Ariella Budick in the Financial Times covers Sally Mann’s new show of photographs featuring her husband:
Mann describes the pictures, now on view at the Gagosian Gallery and in a new book called Proud Flesh, as “one big caress”, and the tenderness is palpable. But there is a corrosive element too, a relentless resolve to face her own demons, whatever the cost to those she loves.

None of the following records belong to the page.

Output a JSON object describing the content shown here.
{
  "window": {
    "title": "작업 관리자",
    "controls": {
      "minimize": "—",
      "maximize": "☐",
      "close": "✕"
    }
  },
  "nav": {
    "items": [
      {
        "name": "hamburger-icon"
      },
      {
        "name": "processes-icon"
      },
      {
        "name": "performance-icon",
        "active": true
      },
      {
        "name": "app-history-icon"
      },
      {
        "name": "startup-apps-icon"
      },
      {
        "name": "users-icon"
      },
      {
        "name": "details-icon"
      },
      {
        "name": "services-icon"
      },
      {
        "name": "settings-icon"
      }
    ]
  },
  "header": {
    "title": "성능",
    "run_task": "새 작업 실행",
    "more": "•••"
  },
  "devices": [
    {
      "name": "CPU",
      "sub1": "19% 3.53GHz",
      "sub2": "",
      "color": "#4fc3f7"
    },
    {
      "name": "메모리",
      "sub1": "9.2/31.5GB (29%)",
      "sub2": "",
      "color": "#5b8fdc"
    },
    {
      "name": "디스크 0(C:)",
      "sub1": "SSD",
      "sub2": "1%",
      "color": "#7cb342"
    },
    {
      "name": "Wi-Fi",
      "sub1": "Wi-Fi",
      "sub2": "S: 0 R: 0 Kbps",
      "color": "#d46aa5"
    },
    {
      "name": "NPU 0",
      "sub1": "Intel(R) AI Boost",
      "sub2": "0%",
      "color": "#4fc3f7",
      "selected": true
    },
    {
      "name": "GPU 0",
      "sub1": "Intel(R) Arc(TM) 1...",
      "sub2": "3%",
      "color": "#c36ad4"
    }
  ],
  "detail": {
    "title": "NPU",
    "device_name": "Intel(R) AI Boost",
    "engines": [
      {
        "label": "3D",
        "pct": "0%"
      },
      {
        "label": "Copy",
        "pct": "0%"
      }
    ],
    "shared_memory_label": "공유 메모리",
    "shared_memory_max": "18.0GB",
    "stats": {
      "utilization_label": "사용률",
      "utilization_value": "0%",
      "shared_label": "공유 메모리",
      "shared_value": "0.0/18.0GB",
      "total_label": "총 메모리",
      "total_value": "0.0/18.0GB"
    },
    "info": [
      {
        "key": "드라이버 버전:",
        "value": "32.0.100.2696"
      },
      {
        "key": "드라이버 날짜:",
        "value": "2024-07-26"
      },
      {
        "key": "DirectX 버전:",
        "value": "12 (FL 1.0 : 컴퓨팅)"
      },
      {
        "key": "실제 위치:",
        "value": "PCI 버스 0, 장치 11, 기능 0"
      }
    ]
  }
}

Larry has muscular dystrophy; his strength is gradually wasting away. Mann can’t bring herself to display her husband’s illness to the lens, even though, as she has said, “he knew what the deal was when he committed to the pictures”. The wounds she bares are not his – instead, she lets the streaks, specks and cracking on the surface of her prints stand in for the lacerations of time and illness. […]
The nude pictures of her husband are frankly un-erotic. It’s hard to think of a precedent for Mann’s combination of tenderness and clinical distance. Lucian Freud might, in the name of realism, render a fellow human as an amalgam of pustular blobs, but he lacks the ardour and intimacy that sanctifies Mann’s pictures.
It has been nearly 20 years since Mann published Immediate Family and was pilloried for exposing her children naked before the public eye. The intervening era of blog-fuelled exhibitionism has blunted those criticisms, but Mann’s new photos show what was alarming about that work – the haunting ever-presence of damage and doom.